For the foregoing reasons, the judgment of the district court is AFFIRMED.8

. The applications themselves listed an insurance amount of $221,463.00-$10,000 less than the cover letter. As the applications contained a table of premium rates, Fleming used those tables to determine that based on the premium quoted, Fitzhenry made a scrivener's error on the applications. Fleming corrected the amount on the application to $231,463.00.

. Fleming chose not to submit a completed application for life insurance in his name.

. During oral argument, Monumental conceded that Fitzhenry had the authority as an agent to bind Monumental as principal.

. See supra, n.l.

. Monumental arrived at this $36,000 figure by multiplying a $1,500 monthly benefit by 24 months. These figures are contained in the Certificate. See Monumental Excerpts of R. at 89. This figure differs from the $18,000 maximum benefit payable figure found in the Group Policy's schedule of benefits. See id. at 97.

. Monumental also claims the amount of insurance Fitzhenry placed on the application was in error, and the terms of Arnold's conversion rights cannot be expanded by an error of the insurer.
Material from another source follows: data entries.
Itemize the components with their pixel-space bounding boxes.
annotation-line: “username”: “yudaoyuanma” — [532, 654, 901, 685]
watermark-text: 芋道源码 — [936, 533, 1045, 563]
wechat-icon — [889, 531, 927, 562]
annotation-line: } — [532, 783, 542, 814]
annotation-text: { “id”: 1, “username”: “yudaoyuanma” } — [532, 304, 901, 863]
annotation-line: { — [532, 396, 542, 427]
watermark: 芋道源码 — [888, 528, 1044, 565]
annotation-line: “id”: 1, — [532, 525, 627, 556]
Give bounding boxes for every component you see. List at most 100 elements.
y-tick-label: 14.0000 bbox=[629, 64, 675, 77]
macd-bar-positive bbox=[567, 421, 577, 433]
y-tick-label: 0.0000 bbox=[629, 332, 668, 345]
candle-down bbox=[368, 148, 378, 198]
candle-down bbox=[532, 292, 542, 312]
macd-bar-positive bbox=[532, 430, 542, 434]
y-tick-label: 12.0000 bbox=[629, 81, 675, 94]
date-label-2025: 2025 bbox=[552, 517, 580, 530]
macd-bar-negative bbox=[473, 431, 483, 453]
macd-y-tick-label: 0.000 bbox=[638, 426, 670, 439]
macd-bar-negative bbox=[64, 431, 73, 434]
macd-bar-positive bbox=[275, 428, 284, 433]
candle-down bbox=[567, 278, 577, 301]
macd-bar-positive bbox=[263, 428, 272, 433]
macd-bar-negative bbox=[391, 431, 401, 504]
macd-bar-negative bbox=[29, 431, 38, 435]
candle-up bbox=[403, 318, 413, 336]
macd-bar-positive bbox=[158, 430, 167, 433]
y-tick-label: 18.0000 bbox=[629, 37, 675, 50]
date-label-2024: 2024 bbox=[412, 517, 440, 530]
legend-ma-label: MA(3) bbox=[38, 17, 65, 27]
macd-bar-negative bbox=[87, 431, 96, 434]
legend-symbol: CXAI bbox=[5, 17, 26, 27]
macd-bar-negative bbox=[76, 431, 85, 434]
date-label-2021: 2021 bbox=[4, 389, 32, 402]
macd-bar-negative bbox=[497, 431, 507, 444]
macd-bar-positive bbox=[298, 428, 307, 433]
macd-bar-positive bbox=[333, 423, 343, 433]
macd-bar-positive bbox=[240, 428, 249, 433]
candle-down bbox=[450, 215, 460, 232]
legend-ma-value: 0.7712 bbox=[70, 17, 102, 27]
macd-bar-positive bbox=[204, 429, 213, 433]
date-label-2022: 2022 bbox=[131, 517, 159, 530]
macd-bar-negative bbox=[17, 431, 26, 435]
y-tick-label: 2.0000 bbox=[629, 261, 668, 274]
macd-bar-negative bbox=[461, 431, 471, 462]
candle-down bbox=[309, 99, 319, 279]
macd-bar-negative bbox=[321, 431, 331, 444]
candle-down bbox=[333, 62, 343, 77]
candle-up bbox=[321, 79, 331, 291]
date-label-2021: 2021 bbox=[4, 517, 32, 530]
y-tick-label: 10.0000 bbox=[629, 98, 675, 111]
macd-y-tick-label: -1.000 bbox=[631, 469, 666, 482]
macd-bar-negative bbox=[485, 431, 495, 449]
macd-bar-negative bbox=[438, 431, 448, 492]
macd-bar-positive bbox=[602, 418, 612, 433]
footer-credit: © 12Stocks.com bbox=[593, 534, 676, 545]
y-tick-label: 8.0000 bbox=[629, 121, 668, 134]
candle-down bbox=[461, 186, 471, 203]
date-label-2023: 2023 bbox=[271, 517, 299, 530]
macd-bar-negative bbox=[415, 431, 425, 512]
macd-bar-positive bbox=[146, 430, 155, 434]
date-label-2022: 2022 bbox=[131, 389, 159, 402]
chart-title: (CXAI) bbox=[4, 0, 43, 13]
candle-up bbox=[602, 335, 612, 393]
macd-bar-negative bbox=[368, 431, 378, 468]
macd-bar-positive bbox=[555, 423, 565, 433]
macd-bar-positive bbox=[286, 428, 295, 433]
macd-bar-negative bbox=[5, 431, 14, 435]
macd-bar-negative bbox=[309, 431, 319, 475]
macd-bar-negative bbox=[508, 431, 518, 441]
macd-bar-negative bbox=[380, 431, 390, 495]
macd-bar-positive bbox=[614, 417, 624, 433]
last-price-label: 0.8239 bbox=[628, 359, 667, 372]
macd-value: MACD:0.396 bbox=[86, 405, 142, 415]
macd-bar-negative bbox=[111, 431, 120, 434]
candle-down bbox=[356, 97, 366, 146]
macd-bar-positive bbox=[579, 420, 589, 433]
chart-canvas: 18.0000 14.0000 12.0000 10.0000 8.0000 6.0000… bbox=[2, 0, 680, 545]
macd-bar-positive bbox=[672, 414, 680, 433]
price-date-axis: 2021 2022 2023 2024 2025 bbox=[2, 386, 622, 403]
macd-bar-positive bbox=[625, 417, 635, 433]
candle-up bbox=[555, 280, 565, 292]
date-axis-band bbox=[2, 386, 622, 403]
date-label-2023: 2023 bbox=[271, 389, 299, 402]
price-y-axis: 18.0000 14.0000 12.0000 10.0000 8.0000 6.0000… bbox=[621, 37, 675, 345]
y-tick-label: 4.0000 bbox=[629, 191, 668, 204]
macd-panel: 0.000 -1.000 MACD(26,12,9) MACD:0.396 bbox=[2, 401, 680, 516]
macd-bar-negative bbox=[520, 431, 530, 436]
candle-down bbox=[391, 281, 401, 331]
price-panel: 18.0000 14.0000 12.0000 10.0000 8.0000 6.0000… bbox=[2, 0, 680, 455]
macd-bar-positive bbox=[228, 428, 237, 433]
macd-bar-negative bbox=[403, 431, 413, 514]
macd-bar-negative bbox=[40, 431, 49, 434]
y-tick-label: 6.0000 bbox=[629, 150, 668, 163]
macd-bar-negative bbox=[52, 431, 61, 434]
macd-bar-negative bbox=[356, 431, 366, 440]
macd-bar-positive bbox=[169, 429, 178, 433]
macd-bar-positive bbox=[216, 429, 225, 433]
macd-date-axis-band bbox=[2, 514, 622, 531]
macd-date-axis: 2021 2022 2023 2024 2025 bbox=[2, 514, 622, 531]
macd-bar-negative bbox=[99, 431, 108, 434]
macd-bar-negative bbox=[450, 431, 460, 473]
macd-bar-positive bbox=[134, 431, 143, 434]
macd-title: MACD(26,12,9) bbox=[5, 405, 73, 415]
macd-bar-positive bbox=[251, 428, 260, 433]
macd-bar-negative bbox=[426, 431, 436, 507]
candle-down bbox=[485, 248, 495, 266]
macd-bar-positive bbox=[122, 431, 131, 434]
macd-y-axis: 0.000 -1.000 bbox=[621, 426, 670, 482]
In support of this contention, Monumental cites Butler v. MFA Life Ins. Co., 591 F.2d 448 (8th Cir.1979), and Halverson v. Metropolitan Life Ins. Co., 286 N.W.2d 531 (S.D.1979). We find these cases distinguishable. In Butler, the insured failed to take action necessary to convert his group policy into an individual policy, and the policy lapsed. In Halverson, the insured similarly failed to comply with a requirement found in her group policy before she converted to an individual policy. That is not the case here. Moreover, even if Fitzhenry mistakenly offered Arnold $231,463 of insurance, and the district court concluded she did not, such a mistake does not allow Monumental to avoid the contract. Arnold did not know of the mistake and, under the circumstances, cannot be charged with such knowledge. See Gill v. Waggoner, 65 Wash.App. 272, 828 P.2d 55, 58 (1992).

.The district court alternatively found that Monumental was estopped from invoking any limiting language in the Application, Certificate and/or Group Policy. In view of our agreement with the district court that Monumental is liable on the contract, we need not pass on the district court’s finding of estoppel.

. The district court also concluded Monumental did not comply with the laws and regulations of the State of Washington governing the use and marketing of the Group Policy and coverage under it. On this basis, the district court concluded the Group Policy was illegal, and this prevented Monumental from setting up terms or conditions in the Group Policy as a bar to otherwise valid claims.

As we concluded above, the offer from Monumental to Arnold, and Arnold’s corresponding acceptance of that offer, created a new contract of insurance separate and apart from the Group Policy. Therefore, we hold the terms of the Group Policy do not control the terms of the new contract between Monumental and Arnold. For this reason, we need not reach the issue of whether the Group Policy violated Washington law, and, if so, the effect of that violation.